系統此時此刻的心情真的很難描摹,大謝宣回來啦!它一時不知該悲還是該喜?!以至於它時悲時喜,又悲又喜,忽悲忽喜,一張包子臉上糾結極了。

“怎麽?看到我高興傻了?”謝宣極其自戀的問道。

“才沒有!收好你的狐貍尾巴!上面的人大抵還不知道呢!”系統提醒道。

話說它這話真的是提醒謝宣了,謝宣站起身來,雙手一叉腰就要去找穿越管理局那幫人的茬兒去。

“別……別去!”系統忽閃著七彩流光的翅膀道,“哥!你是我親哥了!別去找他們!”

“為什麽?”謝宣問道。

“都是我不好,都是我連累了你,是我的等級與你不相配,又貿然被你選中,為了我不被抹殺掉,局裏只好讓你先沈睡幾年。”系統解釋道。

謝宣敲了一下它的大腦殼道,“你最好說的是實話!”

“是!是實話呢!”系統超理直氣壯的說道。

謝宣劃拉了一下系統額前唯一一根呆毛道:“你怎麽嫩的連個慌都不會說?”

“啊?”被看出來了,系統沮喪的撇了撇嘴道,“確實是等級不匹配,這個世界有兩個系統,那個系統要進來的話,世界會產生動蕩甚至出bug,他們只好強行降了你的等級,等那個系統跟它的宿主融合好了,你自會清醒過來。”

“那個系統告訴你的?”謝宣問道。

“嗯,我這次真的沒騙你啊!”系統差點賭咒發誓了!

系統獻寶似的打開頁面道:“看!他們補償了咱們五萬積分!算上之前做任務的積分,一共有六萬積分了耶,可以兌換好多好東西呢!”

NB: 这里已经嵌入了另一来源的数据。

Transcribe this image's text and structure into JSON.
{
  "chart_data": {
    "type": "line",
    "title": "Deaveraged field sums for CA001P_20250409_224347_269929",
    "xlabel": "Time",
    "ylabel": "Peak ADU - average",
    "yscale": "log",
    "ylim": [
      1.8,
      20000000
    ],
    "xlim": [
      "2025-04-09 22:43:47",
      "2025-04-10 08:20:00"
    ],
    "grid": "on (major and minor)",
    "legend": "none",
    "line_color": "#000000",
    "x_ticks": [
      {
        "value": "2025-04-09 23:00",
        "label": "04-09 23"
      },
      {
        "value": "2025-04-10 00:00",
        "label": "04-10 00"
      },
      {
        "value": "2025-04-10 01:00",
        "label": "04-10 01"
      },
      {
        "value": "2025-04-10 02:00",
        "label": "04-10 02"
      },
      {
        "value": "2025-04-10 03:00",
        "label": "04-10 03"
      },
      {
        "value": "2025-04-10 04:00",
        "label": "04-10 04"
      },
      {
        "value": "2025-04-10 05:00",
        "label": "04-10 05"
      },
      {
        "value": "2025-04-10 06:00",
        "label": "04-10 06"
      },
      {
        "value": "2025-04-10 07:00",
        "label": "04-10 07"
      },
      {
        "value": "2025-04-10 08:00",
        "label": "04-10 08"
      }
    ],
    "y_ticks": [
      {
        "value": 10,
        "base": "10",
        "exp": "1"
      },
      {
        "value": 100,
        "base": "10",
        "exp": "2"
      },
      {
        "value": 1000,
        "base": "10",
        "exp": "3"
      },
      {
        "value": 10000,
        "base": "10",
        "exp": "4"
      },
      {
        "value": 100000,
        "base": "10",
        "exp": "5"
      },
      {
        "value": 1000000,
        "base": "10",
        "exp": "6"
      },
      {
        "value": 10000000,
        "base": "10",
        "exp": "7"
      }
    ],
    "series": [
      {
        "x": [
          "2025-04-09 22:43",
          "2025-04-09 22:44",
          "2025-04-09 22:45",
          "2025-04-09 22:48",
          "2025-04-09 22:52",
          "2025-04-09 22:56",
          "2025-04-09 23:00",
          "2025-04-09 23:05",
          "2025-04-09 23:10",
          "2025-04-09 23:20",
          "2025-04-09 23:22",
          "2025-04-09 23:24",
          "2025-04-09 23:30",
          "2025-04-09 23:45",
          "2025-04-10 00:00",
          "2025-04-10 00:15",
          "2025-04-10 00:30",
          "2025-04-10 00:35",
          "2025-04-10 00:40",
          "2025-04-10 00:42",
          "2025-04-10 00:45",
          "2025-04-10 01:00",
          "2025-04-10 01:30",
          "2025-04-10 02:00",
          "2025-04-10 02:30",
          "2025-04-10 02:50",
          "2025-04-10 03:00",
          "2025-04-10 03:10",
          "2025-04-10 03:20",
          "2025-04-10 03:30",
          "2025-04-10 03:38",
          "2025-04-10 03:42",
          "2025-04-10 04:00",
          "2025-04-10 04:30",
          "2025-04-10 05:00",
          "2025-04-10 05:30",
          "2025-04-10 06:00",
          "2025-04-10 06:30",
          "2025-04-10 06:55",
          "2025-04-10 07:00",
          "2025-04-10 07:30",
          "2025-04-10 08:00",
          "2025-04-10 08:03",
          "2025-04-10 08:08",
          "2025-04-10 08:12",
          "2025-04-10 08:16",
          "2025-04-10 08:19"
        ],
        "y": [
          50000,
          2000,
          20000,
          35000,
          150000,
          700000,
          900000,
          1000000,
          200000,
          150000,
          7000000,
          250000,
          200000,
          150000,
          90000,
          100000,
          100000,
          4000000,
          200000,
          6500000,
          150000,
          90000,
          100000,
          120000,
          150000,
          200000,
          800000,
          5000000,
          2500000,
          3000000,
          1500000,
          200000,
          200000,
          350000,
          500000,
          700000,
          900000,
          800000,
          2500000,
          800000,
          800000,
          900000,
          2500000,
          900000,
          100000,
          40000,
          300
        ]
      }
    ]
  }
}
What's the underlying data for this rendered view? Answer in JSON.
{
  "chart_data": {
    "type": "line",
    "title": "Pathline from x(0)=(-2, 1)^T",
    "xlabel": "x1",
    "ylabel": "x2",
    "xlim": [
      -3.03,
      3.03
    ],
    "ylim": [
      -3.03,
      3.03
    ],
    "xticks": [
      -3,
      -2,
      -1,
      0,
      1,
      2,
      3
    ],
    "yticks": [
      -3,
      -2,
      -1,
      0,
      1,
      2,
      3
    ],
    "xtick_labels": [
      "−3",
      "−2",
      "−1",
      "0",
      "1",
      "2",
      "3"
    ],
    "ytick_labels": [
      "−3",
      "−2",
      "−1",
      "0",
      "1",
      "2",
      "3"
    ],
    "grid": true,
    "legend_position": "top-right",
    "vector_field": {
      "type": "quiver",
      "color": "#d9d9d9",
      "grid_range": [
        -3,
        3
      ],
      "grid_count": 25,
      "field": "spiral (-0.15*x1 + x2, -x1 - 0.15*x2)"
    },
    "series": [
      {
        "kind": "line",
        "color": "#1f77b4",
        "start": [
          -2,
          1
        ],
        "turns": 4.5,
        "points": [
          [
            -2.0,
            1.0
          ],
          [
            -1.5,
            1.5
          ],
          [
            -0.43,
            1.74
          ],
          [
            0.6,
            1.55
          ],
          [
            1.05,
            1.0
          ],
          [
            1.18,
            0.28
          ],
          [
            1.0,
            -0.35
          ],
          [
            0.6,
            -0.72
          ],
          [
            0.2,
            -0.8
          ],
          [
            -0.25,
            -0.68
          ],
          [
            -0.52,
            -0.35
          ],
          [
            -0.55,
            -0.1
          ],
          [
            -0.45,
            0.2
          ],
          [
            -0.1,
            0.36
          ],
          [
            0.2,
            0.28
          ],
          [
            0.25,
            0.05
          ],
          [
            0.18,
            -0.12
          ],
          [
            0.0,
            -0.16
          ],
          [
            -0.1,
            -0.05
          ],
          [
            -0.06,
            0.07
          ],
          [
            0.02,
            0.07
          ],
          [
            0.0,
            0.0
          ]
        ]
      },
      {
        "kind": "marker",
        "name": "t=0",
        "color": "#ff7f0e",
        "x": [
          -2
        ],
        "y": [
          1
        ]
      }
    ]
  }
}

謝宣隨意翻動了一下頁面,姑且還算滿意,嗯,穿越管理局擅自敲暈他的這筆賬暫且先留著,以後再算。

系統又扯了扯謝宣的衣袖道:“謝宣哥哥,你經驗多,我到了選專業方向的時候,你要不要幫我參謀參謀呀?”

“你不是吃瓜系統嗎?”謝宣納悶的問道。

“那只是初始系統,以後還可以改一次的。”系統解釋道。

謝宣似笑非笑的看了它一眼道:“敢情你小小年紀就會紮在系統堆裏搞詐騙了?”

“話別說的那麽難聽!”系統撇了撇嘴道,“那我也是憑真本事被你選中的啊。大不了,大不了我挖瓜給你吃算作賠禮還不行嗎?”

“那你挖一個我聽聽。”謝宣逗弄它道。

“你爹的前未婚妻被處以極刑了。”系統說道。

“毫不意外。”謝宣揚眉道,“旁人欺負我爹,我爹尚且可以保持君子之風,旁人若欺負我被我爹知道,那她只能祈求來生別墮畜生道了。說個我不知道的,勁爆一點兒的。”

“你親祖母是大齊首富這事兒你知道嗎?”系統悄咪咪問道。

“咳咳。”謝宣被嗆了一下子,他低咳了兩聲道,“這個我確實不知道,但我想知道。”

“她留了一大筆錢給你爹這事兒你肯定也不知道了。”系統歡快的跳躍道。

“我爹知不知道我不知道,我現在對做富三代這事兒很感興趣。”謝宣說道。

“啊哈!終於有你都不知道的事情了,這個感覺很爽,其他的我也不知道,我的權限只夠查到這些,除非你幫我選方向,幫我升級,這樣我才能源源不斷的給你提供瓜吃!”系統道。

“好嘛,你這是免費三分鐘,後面的內容都要付費才能看咯。”謝宣劃拉了一下睡得亂蓬蓬的頭發吐槽道。

“可以這麽說,祝你好運。”系統的七彩翅膀一扇,謝宣驀然清醒過來。

“醒了!”

“醒了!”

“終於醒了!”

“宣哥兒,你也太能睡了吧!”

入目皆是親朋縈繞,謝宣眨了眨眼睛,笑了。